North of Beautiful by Justina Chen Headley

North of Beautiful by Justina Chen Headley

Author:Justina Chen Headley
Language: eng
Format: mobi, epub
Tags: Social Issues, Young adult fiction, Girls & Women, Self-Esteem & Self-Reliance, Family, Health & Daily Living, Personal, Juvenile Fiction, Beauty, Beauty & Grooming, Daily Activities, Fiction, Hygiene, Birthmarks, Health & Fitness, JUV013000, General
ISBN: 9780316025058
Publisher: Little, Brown
Published: 2009-02-01T04:18:50.900462+00:00


“I’ll clean up, Dad,” I assured him as soon as he stalked into the kitchen, his lips tightening imperceptibly at the untidy pile of cut wicks, the boxes of glass jars for the candles, Trevor’s snowdrift of wax flakes powdering the table and the floor.

“That’s okay,” he said amiably, playing the good-natured father for his audience. Norah, thankfully, was still here. He wouldn’t dare display his temper before her, not this powerful coffee buyer for a major company.

“So it looks like I’m taking your wife and daughter to China,” said Norah brightly, almost too sweetly. I heard the challenge in her words, wondered how much Mom had divulged about our family to her when I wasn’t listening. Or was off with Jacob. She continued, “You’re more than welcome to come with us.”

Dad was stuck; I could see it in the set line of his jaw. He couldn’t order Mom not to go, not with Norah around. And he would never consent to visiting China himself, not the source of his humiliation. Still, without a word from Dad, without a shift in his expression, Mom clasped her hands worriedly. I could see our China plans wasting away in the tide of Dad’s unspoken disapproval.
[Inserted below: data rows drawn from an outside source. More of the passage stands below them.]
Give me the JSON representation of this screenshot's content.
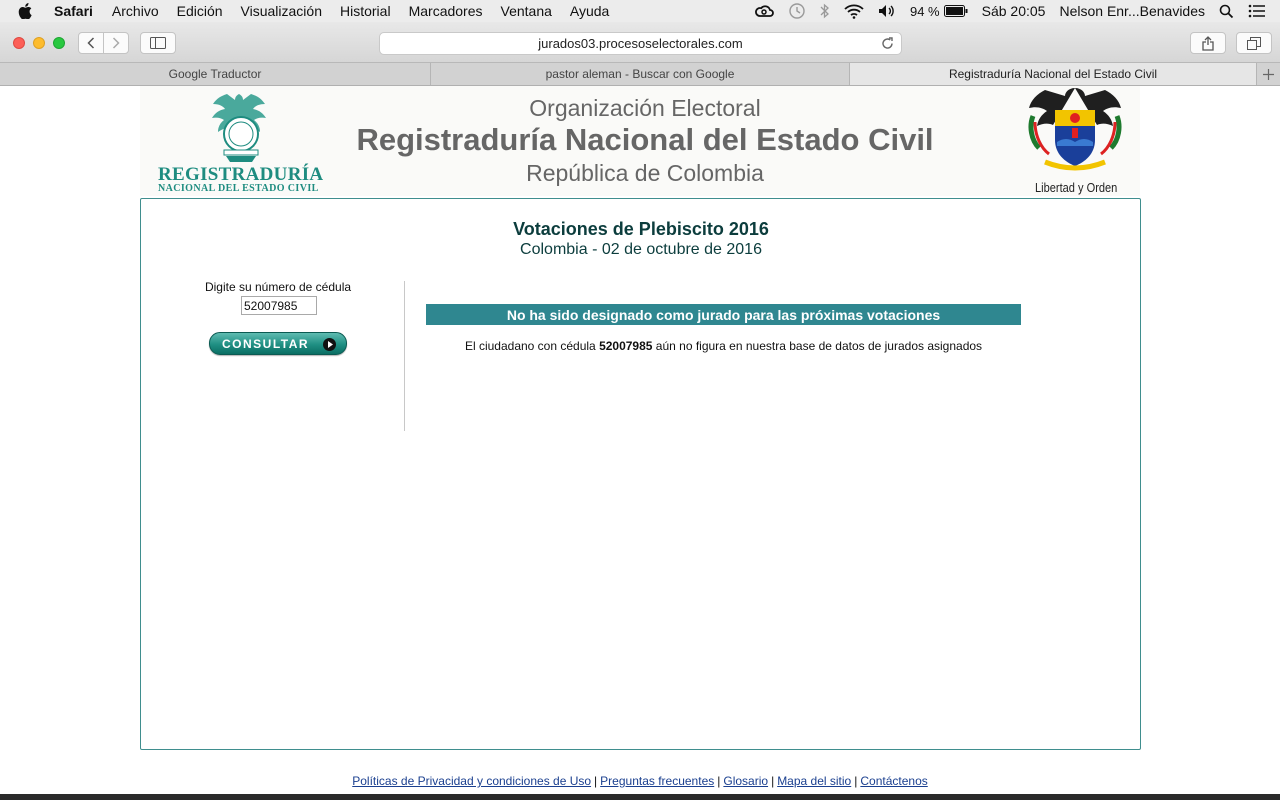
{
  "menubar": {
    "app_name": "Safari",
    "items": [
      "Archivo",
      "Edición",
      "Visualización",
      "Historial",
      "Marcadores",
      "Ventana",
      "Ayuda"
    ],
    "battery": "94 %",
    "clock": "Sáb 20:05",
    "user": "Nelson Enr...Benavides"
  },
  "browser": {
    "url": "jurados03.procesoselectorales.com",
    "tabs": [
      "Google Traductor",
      "pastor aleman - Buscar con Google",
      "Registraduría Nacional del Estado Civil"
    ],
    "active_tab": 2
  },
  "header": {
    "line1": "Organización Electoral",
    "line2": "Registraduría Nacional del Estado Civil",
    "line3": "República de Colombia",
    "logo_left_word": "REGISTRADURÍA",
    "logo_left_sub": "NACIONAL DEL ESTADO CIVIL",
    "logo_right_motto": "Libertad y Orden"
  },
  "panel": {
    "title": "Votaciones de Plebiscito 2016",
    "subtitle": "Colombia - 02 de octubre de 2016"
  },
  "form": {
    "label": "Digite su número de cédula",
    "cedula_value": "52007985",
    "button_label": "CONSULTAR"
  },
  "result": {
    "banner": "No ha sido designado como jurado para las próximas votaciones",
    "msg_prefix": "El ciudadano con cédula",
    "msg_cedula": "52007985",
    "msg_suffix": "aún no figura en nuestra base de datos de jurados asignados"
  },
  "footer": {
    "links": [
      "Políticas de Privacidad y condiciones de Uso",
      "Preguntas frecuentes",
      "Glosario",
      "Mapa del sitio",
      "Contáctenos"
    ]
  },
  "colors": {
    "accent_teal": "#2f8790",
    "title_dark": "#0c3d3d",
    "logo_green": "#1e8c80"
  }
}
I clamped my lips together, swallowing any antagonizing outburst I wanted to make, forced myself to straighten a line of finished candles. In the hallway hung Dad’s prized collection of antique maps. All matter of monsters on these maps of Europe, Africa, and the Americas were called upon to scare off would-be travelers. But those monsters, beastly warnings, never really roamed our lands, not the two-headed flesh-eating creatures, not the gryphons, not the sharp-toothed dragons.

I turned my back on those cautionary maps now to face Mom and reminded her softly, “You always wanted to travel.”
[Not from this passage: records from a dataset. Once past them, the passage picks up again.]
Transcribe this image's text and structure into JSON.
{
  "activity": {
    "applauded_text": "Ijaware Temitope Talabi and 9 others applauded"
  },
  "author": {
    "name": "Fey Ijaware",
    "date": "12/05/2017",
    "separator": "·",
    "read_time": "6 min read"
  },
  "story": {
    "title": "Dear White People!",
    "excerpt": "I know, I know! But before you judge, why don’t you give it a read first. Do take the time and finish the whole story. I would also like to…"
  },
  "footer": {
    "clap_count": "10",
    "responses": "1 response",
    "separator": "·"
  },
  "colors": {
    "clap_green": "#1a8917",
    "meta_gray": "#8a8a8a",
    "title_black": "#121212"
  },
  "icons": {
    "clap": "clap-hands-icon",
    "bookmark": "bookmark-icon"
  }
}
Mom licked her lips, parched of confidence. Dad made an impatient sound. So I told him firmly, “I’ll plan everything with Norah,” glad that Jacob’s mom nodded her assent back at me. The expression on her face stayed resolutely unfathomable, completely unobjectionable so Dad had nothing to pick apart. I continued, “And we’ll be able to see where Merc lives and where he works.” With a meaningful look at Dad, I added, “Wouldn’t it be great to see how he’s really doing?”

“Yes,” he admitted reluctantly.

I returned to the candles, sharing a private smile with Norah and aiming a reassuring one at Mom. Like world describers before me, those mapmakers in the seventeenth century, I had laid down my first faintly drawn border. With that one tentative mark, my world expanded by a few freeing degrees.